Creating capabilities among faculty — helping point them to the right OER materials — meant firing up Excel. "We stripped the courses down to the learning outcomes and literally entered those into these big mapping templates," Williams said. Then the faculty wrote the objectives that would, in a traditional textbook, appear at the start of the chapter. "You lose those when you lose the book," she pointed out. Then the instructors selected content based on alignment. In that, they were aided by Lumen, which could point them to the best materials available at that time so they weren't starting entirely from a blank slate.

Unlike Cal State, Tidewater had no interest in leveraging any content providers other than those it could obtain under a Creative Commons license. In that, they did run into barriers. For example, an introduction to accounting class needed some way to allow students to work on problems and have them graded automatically, a capability they already had in the course. Rather than revert to "worksheets and pencils or calculator tape," the group improvised. As Williams explained, they worked with MyOpenMath "to see if we could force their platform to mirror and really mimic an accounting auto-grader."

Two-and-a-half years after launch, Z-Degree has hit a milestone: A thousand students are enrolled. All of the original courses have been redesigned from the ground up to address weak areas in the curriculum. And the program keeps growing: Now there are 30 different Z courses, not counting other classes at Tidewater that also use OER but for which the faculty haven't sought the official "Z" designation. By fall 2016, the college hopes to launch a Z degree for applied science in criminal justice, and eventually another degree in general studies and social science.

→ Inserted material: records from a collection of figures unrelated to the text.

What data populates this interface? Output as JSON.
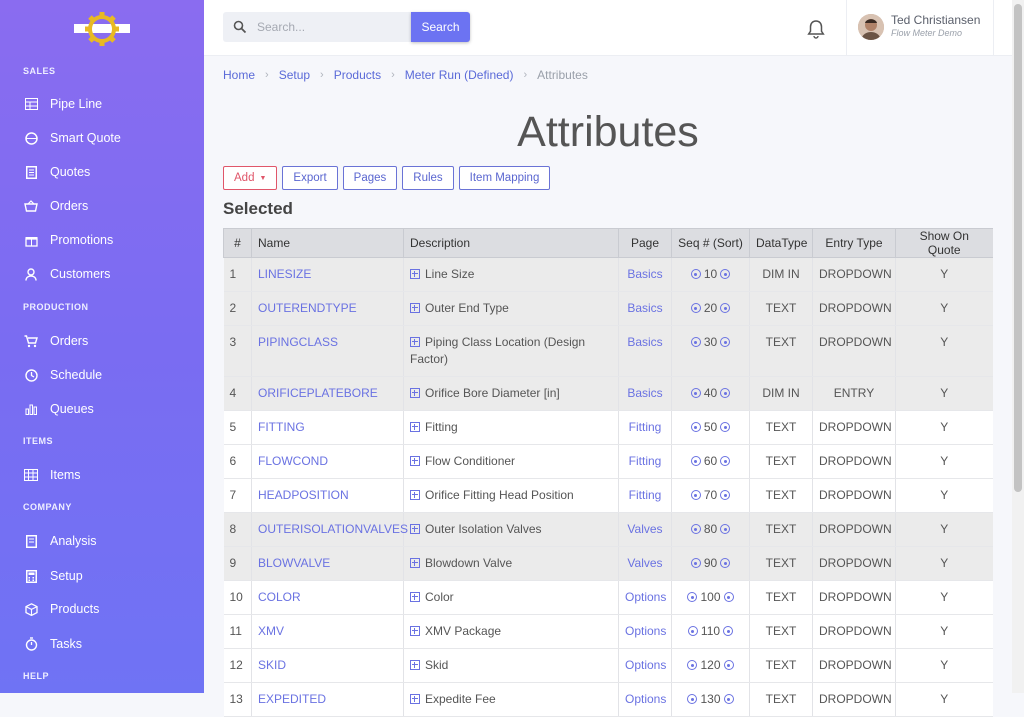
{
  "sidebar": {
    "sections": [
      {
        "label": "SALES"
      },
      {
        "label": "PRODUCTION"
      },
      {
        "label": "ITEMS"
      },
      {
        "label": "COMPANY"
      },
      {
        "label": "HELP"
      }
    ],
    "items": [
      {
        "label": "Pipe Line",
        "icon": "pipeline-icon"
      },
      {
        "label": "Smart Quote",
        "icon": "smart-quote-icon"
      },
      {
        "label": "Quotes",
        "icon": "document-icon"
      },
      {
        "label": "Orders",
        "icon": "basket-icon"
      },
      {
        "label": "Promotions",
        "icon": "gift-icon"
      },
      {
        "label": "Customers",
        "icon": "user-icon"
      },
      {
        "label": "Orders",
        "icon": "cart-icon"
      },
      {
        "label": "Schedule",
        "icon": "clock-icon"
      },
      {
        "label": "Queues",
        "icon": "bar-chart-icon"
      },
      {
        "label": "Items",
        "icon": "warehouse-icon"
      },
      {
        "label": "Analysis",
        "icon": "report-icon"
      },
      {
        "label": "Setup",
        "icon": "calculator-icon"
      },
      {
        "label": "Products",
        "icon": "box-icon"
      },
      {
        "label": "Tasks",
        "icon": "stopwatch-icon"
      }
    ]
  },
  "header": {
    "search_placeholder": "Search...",
    "search_button": "Search",
    "user_name": "Ted Christiansen",
    "user_subtitle": "Flow Meter Demo"
  },
  "breadcrumb": [
    "Home",
    "Setup",
    "Products",
    "Meter Run (Defined)",
    "Attributes"
  ],
  "page_title": "Attributes",
  "toolbar": {
    "add": "Add",
    "export": "Export",
    "pages": "Pages",
    "rules": "Rules",
    "item_mapping": "Item Mapping"
  },
  "section_heading": "Selected",
  "table": {
    "headers": [
      "#",
      "Name",
      "Description",
      "Page",
      "Seq # (Sort)",
      "DataType",
      "Entry Type",
      "Show On Quote"
    ],
    "rows": [
      {
        "num": "1",
        "name": "LINESIZE",
        "desc": "Line Size",
        "page": "Basics",
        "seq": "10",
        "dtype": "DIM IN",
        "entry": "DROPDOWN",
        "show": "Y"
      },
      {
        "num": "2",
        "name": "OUTERENDTYPE",
        "desc": "Outer End Type",
        "page": "Basics",
        "seq": "20",
        "dtype": "TEXT",
        "entry": "DROPDOWN",
        "show": "Y"
      },
      {
        "num": "3",
        "name": "PIPINGCLASS",
        "desc": "Piping Class Location (Design Factor)",
        "page": "Basics",
        "seq": "30",
        "dtype": "TEXT",
        "entry": "DROPDOWN",
        "show": "Y"
      },
      {
        "num": "4",
        "name": "ORIFICEPLATEBORE",
        "desc": "Orifice Bore Diameter [in]",
        "page": "Basics",
        "seq": "40",
        "dtype": "DIM IN",
        "entry": "ENTRY",
        "show": "Y"
      },
      {
        "num": "5",
        "name": "FITTING",
        "desc": "Fitting",
        "page": "Fitting",
        "seq": "50",
        "dtype": "TEXT",
        "entry": "DROPDOWN",
        "show": "Y"
      },
      {
        "num": "6",
        "name": "FLOWCOND",
        "desc": "Flow Conditioner",
        "page": "Fitting",
        "seq": "60",
        "dtype": "TEXT",
        "entry": "DROPDOWN",
        "show": "Y"
      },
      {
        "num": "7",
        "name": "HEADPOSITION",
        "desc": "Orifice Fitting Head Position",
        "page": "Fitting",
        "seq": "70",
        "dtype": "TEXT",
        "entry": "DROPDOWN",
        "show": "Y"
      },
      {
        "num": "8",
        "name": "OUTERISOLATIONVALVES",
        "desc": "Outer Isolation Valves",
        "page": "Valves",
        "seq": "80",
        "dtype": "TEXT",
        "entry": "DROPDOWN",
        "show": "Y"
      },
      {
        "num": "9",
        "name": "BLOWVALVE",
        "desc": "Blowdown Valve",
        "page": "Valves",
        "seq": "90",
        "dtype": "TEXT",
        "entry": "DROPDOWN",
        "show": "Y"
      },
      {
        "num": "10",
        "name": "COLOR",
        "desc": "Color",
        "page": "Options",
        "seq": "100",
        "dtype": "TEXT",
        "entry": "DROPDOWN",
        "show": "Y"
      },
      {
        "num": "11",
        "name": "XMV",
        "desc": "XMV Package",
        "page": "Options",
        "seq": "110",
        "dtype": "TEXT",
        "entry": "DROPDOWN",
        "show": "Y"
      },
      {
        "num": "12",
        "name": "SKID",
        "desc": "Skid",
        "page": "Options",
        "seq": "120",
        "dtype": "TEXT",
        "entry": "DROPDOWN",
        "show": "Y"
      },
      {
        "num": "13",
        "name": "EXPEDITED",
        "desc": "Expedite Fee",
        "page": "Options",
        "seq": "130",
        "dtype": "TEXT",
        "entry": "DROPDOWN",
        "show": "Y"
      }
    ]
  },
  "colors": {
    "sidebar_top": "#8a6cf0",
    "sidebar_bottom": "#6f73f4",
    "accent": "#6c73f2",
    "link": "#6a72e2",
    "add_button": "#e0566a"
  }
}
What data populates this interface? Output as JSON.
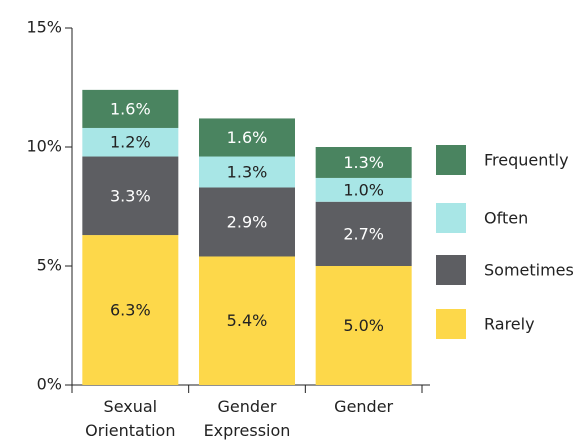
{
  "chart_data": {
    "type": "stacked_bar",
    "categories": [
      "Sexual Orientation",
      "Gender Expression",
      "Gender"
    ],
    "series": [
      {
        "name": "Rarely",
        "color": "#fdd84a",
        "values": [
          6.3,
          5.4,
          5.0
        ],
        "value_labels": [
          "6.3%",
          "5.4%",
          "5.0%"
        ]
      },
      {
        "name": "Sometimes",
        "color": "#5d5e62",
        "values": [
          3.3,
          2.9,
          2.7
        ],
        "value_labels": [
          "3.3%",
          "2.9%",
          "2.7%"
        ]
      },
      {
        "name": "Often",
        "color": "#a8e6e6",
        "values": [
          1.2,
          1.3,
          1.0
        ],
        "value_labels": [
          "1.2%",
          "1.3%",
          "1.0%"
        ]
      },
      {
        "name": "Frequently",
        "color": "#4a8460",
        "values": [
          1.6,
          1.6,
          1.3
        ],
        "value_labels": [
          "1.6%",
          "1.6%",
          "1.3%"
        ]
      }
    ],
    "ylim": [
      0,
      15
    ],
    "yticks": [
      {
        "value": 0,
        "label": "0%"
      },
      {
        "value": 5,
        "label": "5%"
      },
      {
        "value": 10,
        "label": "10%"
      },
      {
        "value": 15,
        "label": "15%"
      }
    ],
    "legend": "right"
  }
}
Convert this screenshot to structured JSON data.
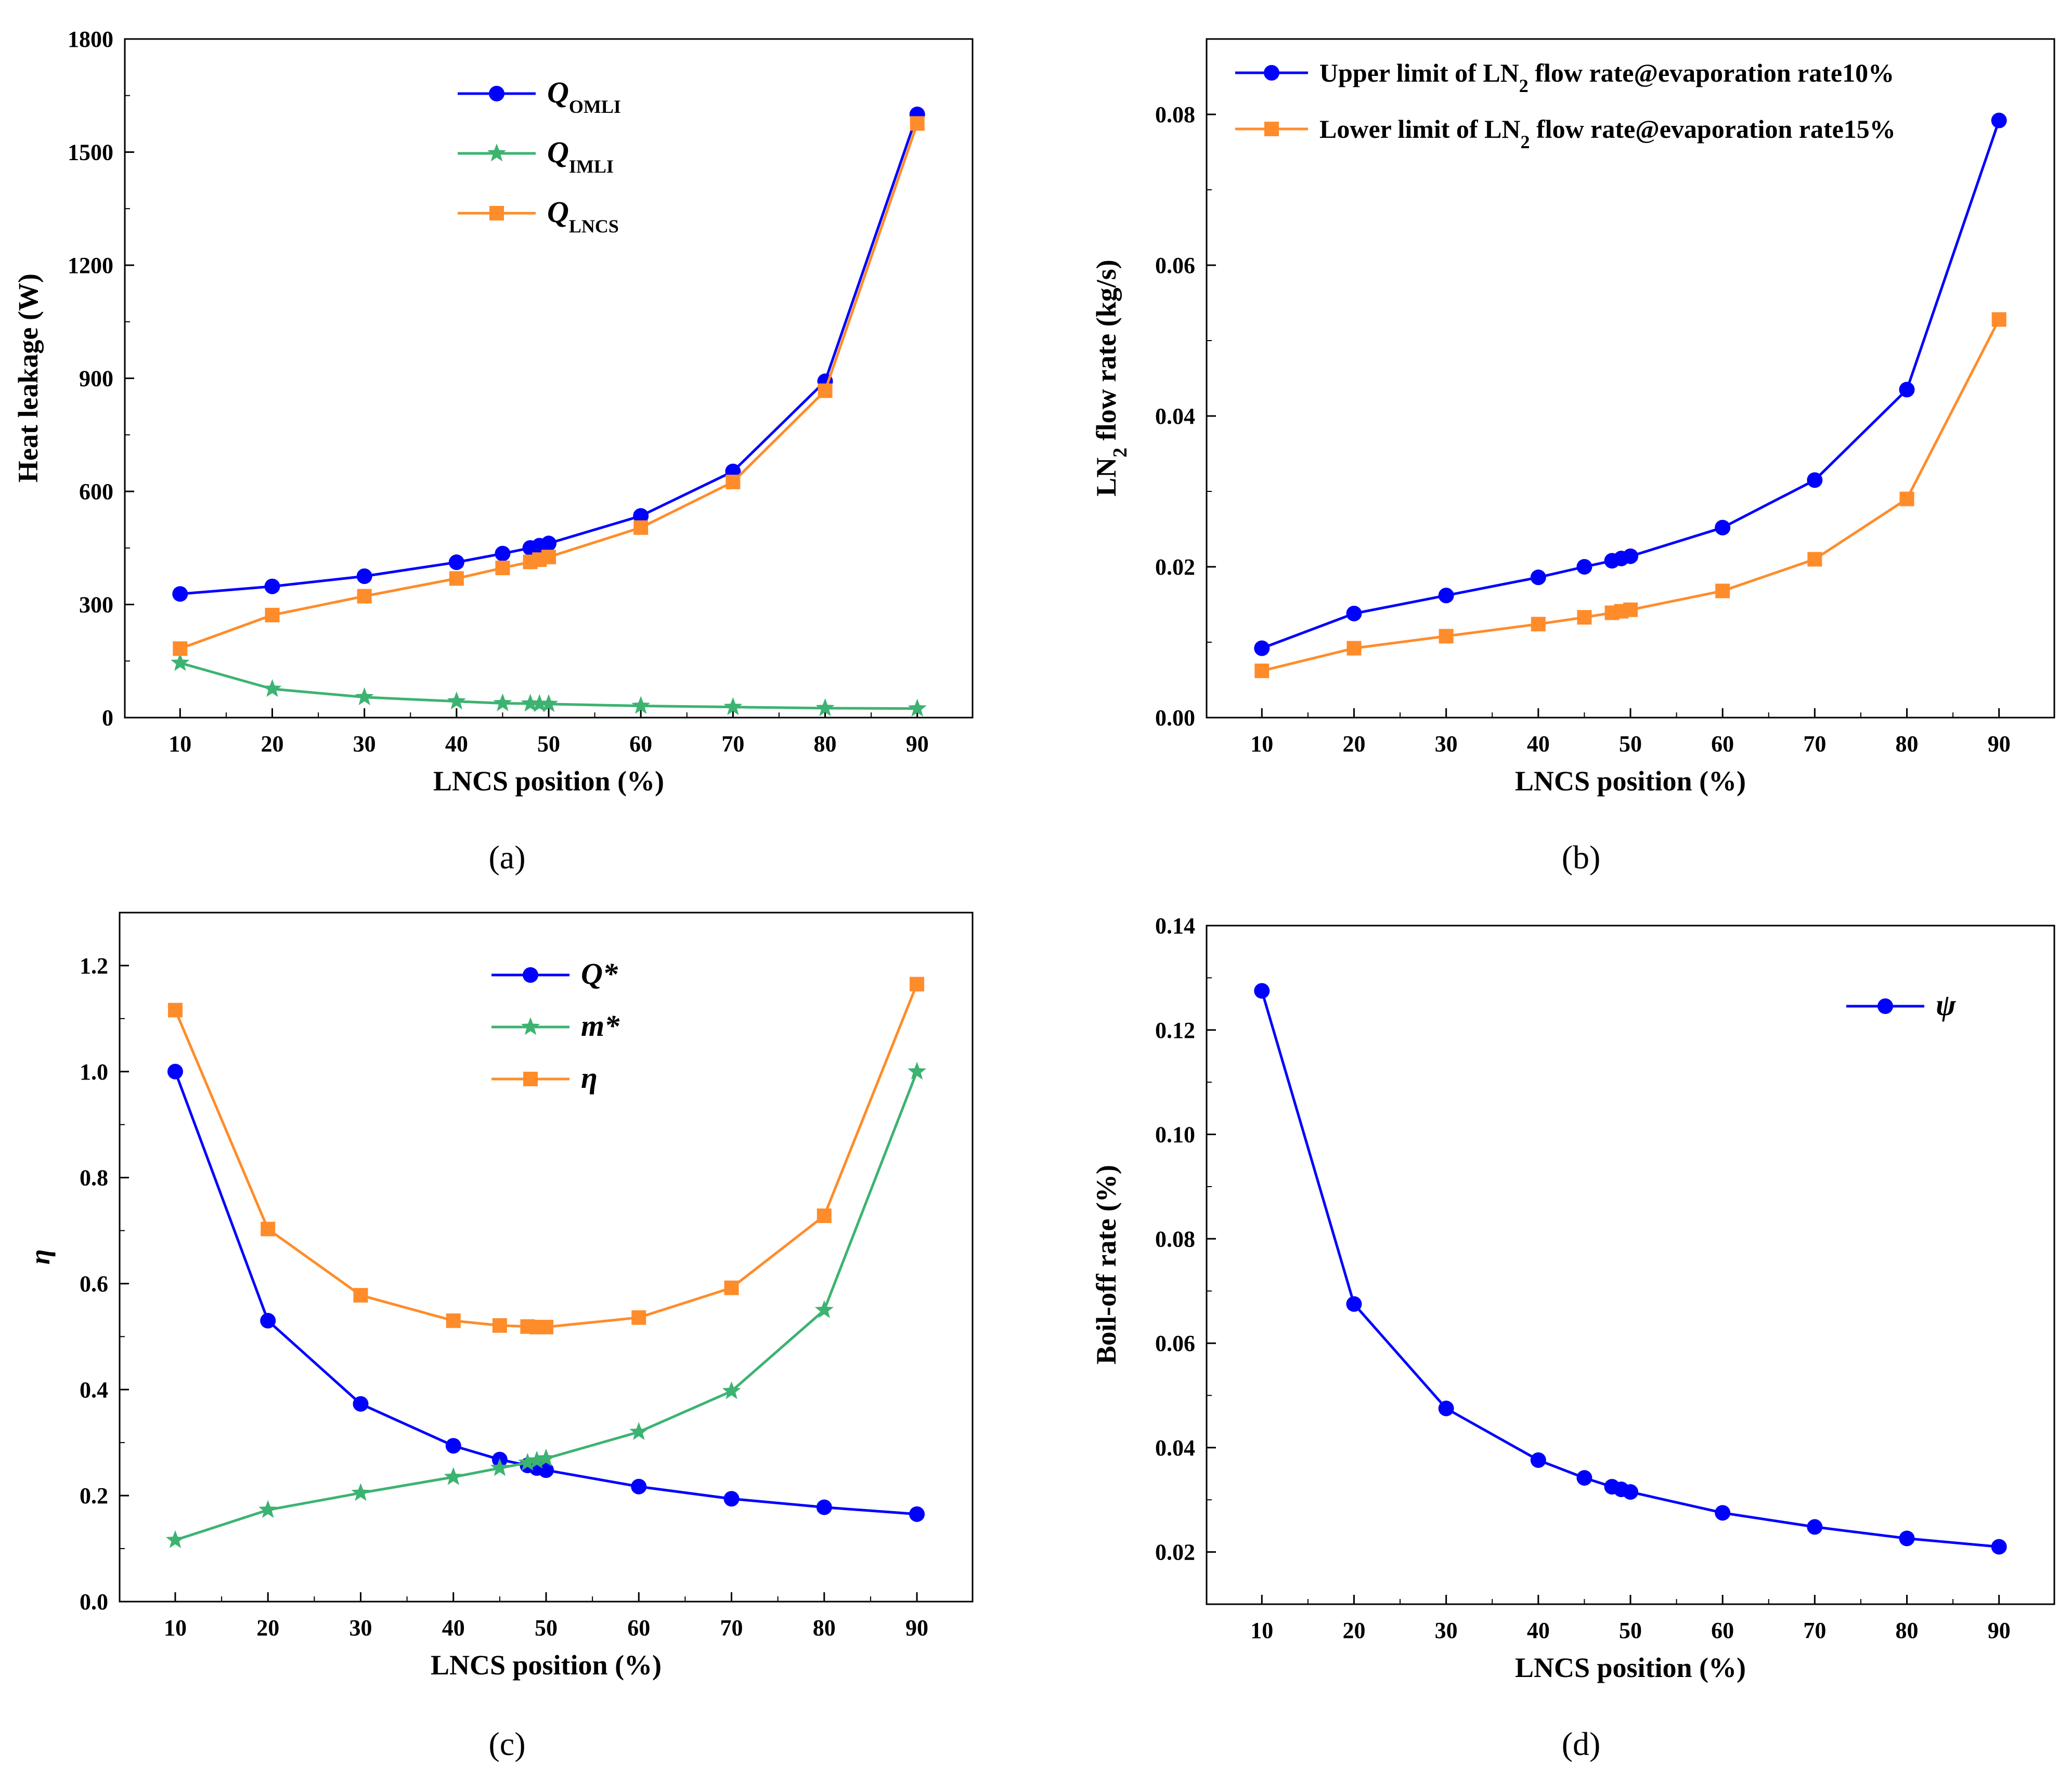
{
  "chart_data": [
    {
      "type": "line",
      "panel_label": "(a)",
      "xlabel": "LNCS position (%)",
      "ylabel": "Heat leakage (W)",
      "xlim": [
        4,
        96
      ],
      "ylim": [
        0,
        1800
      ],
      "xticks": [
        10,
        20,
        30,
        40,
        50,
        60,
        70,
        80,
        90
      ],
      "yticks": [
        0,
        300,
        600,
        900,
        1200,
        1500,
        1800
      ],
      "legend_position": "upper-center",
      "x": [
        10,
        20,
        30,
        40,
        45,
        48,
        49,
        50,
        60,
        70,
        80,
        90
      ],
      "series": [
        {
          "name": "Q",
          "sub": "OMLI",
          "color": "#0000ff",
          "marker": "circle",
          "values": [
            328,
            348,
            375,
            412,
            435,
            450,
            456,
            462,
            535,
            653,
            892,
            1600
          ]
        },
        {
          "name": "Q",
          "sub": "IMLI",
          "color": "#3cb371",
          "marker": "star",
          "values": [
            145,
            76,
            54,
            43,
            38,
            37,
            36,
            36,
            31,
            28,
            25,
            24
          ]
        },
        {
          "name": "Q",
          "sub": "LNCS",
          "color": "#ff8c2a",
          "marker": "square",
          "values": [
            183,
            272,
            322,
            369,
            397,
            413,
            419,
            426,
            504,
            625,
            867,
            1576
          ]
        }
      ]
    },
    {
      "type": "line",
      "panel_label": "(b)",
      "xlabel": "LNCS position (%)",
      "ylabel": "LN",
      "ylabel_sub": "2",
      "ylabel_rest": " flow rate (kg/s)",
      "xlim": [
        4,
        96
      ],
      "ylim": [
        0,
        0.09
      ],
      "xticks": [
        10,
        20,
        30,
        40,
        50,
        60,
        70,
        80,
        90
      ],
      "yticks": [
        "0.00",
        "0.02",
        "0.04",
        "0.06",
        "0.08"
      ],
      "legend_position": "top-left",
      "x": [
        10,
        20,
        30,
        40,
        45,
        48,
        49,
        50,
        60,
        70,
        80,
        90
      ],
      "series": [
        {
          "name": "Upper limit of LN",
          "sub": "2",
          "suffix": " flow rate@evaporation rate10%",
          "color": "#0000ff",
          "marker": "circle",
          "values": [
            0.0092,
            0.0138,
            0.0162,
            0.0186,
            0.02,
            0.0208,
            0.0211,
            0.0214,
            0.0252,
            0.0315,
            0.0435,
            0.0792
          ]
        },
        {
          "name": "Lower limit of LN",
          "sub": "2",
          "suffix": " flow rate@evaporation rate15%",
          "color": "#ff8c2a",
          "marker": "square",
          "values": [
            0.0062,
            0.0092,
            0.0108,
            0.0124,
            0.0133,
            0.0139,
            0.0141,
            0.0143,
            0.0168,
            0.021,
            0.029,
            0.0528
          ]
        }
      ]
    },
    {
      "type": "line",
      "panel_label": "(c)",
      "xlabel": "LNCS position (%)",
      "ylabel": "η",
      "xlim": [
        4,
        96
      ],
      "ylim": [
        0,
        1.3
      ],
      "xticks": [
        10,
        20,
        30,
        40,
        50,
        60,
        70,
        80,
        90
      ],
      "yticks": [
        "0.0",
        "0.2",
        "0.4",
        "0.6",
        "0.8",
        "1.0",
        "1.2"
      ],
      "legend_position": "upper-center",
      "x": [
        10,
        20,
        30,
        40,
        45,
        48,
        49,
        50,
        60,
        70,
        80,
        90
      ],
      "series": [
        {
          "name": "Q*",
          "sub": "",
          "color": "#0000ff",
          "marker": "circle",
          "values": [
            1.0,
            0.53,
            0.373,
            0.294,
            0.268,
            0.257,
            0.252,
            0.248,
            0.217,
            0.194,
            0.178,
            0.165
          ]
        },
        {
          "name": "m*",
          "sub": "",
          "color": "#3cb371",
          "marker": "star",
          "values": [
            0.116,
            0.173,
            0.205,
            0.235,
            0.252,
            0.262,
            0.266,
            0.27,
            0.32,
            0.397,
            0.55,
            1.0
          ]
        },
        {
          "name": "η",
          "sub": "",
          "color": "#ff8c2a",
          "marker": "square",
          "values": [
            1.116,
            0.703,
            0.578,
            0.53,
            0.521,
            0.519,
            0.518,
            0.518,
            0.536,
            0.592,
            0.728,
            1.165
          ]
        }
      ]
    },
    {
      "type": "line",
      "panel_label": "(d)",
      "xlabel": "LNCS position (%)",
      "ylabel": "Boil-off rate (%)",
      "xlim": [
        4,
        96
      ],
      "ylim": [
        0.01,
        0.14
      ],
      "xticks": [
        10,
        20,
        30,
        40,
        50,
        60,
        70,
        80,
        90
      ],
      "yticks": [
        "0.02",
        "0.04",
        "0.06",
        "0.08",
        "0.10",
        "0.12",
        "0.14"
      ],
      "legend_position": "upper-right",
      "x": [
        10,
        20,
        30,
        40,
        45,
        48,
        49,
        50,
        60,
        70,
        80,
        90
      ],
      "series": [
        {
          "name": "ψ",
          "sub": "",
          "color": "#0000ff",
          "marker": "circle",
          "values": [
            0.1275,
            0.0675,
            0.0475,
            0.0376,
            0.0342,
            0.0325,
            0.032,
            0.0315,
            0.0275,
            0.0248,
            0.0226,
            0.021
          ]
        }
      ]
    }
  ]
}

Williams referenced a chemistry instructor from one of the other campuses who showed up at her office one day, who wanted to submit two chemistry courses and labs she had put together using OER. "I just looked at her, and I was like, 'What? You're kidding me!' No request for a stipend. No request for release time. She just did it. This is what happens when you do an OER implementation correctly," Williams declared. "It is a spark that literally becomes a wildfire among faculty."

Getting Started With OER

  • Cal State's Affordable Learning Solutions site offers jumps to free course materials, online courses, e-textbooks, and advice and planning tools for deploying an ALS initiative.
  • Tidewater's Williams has developed an entire "Pathways" course to help faculty learn how to adopt, use and repurpose OER. The professional development program culminates with faculty creating original openly licensed content they can insert into their courses.
  • Lumen Learning's Candela, where Pathways is available, also maintains a catalog of OER-based courses for 50-plus subjects, including those developed at Tidewater.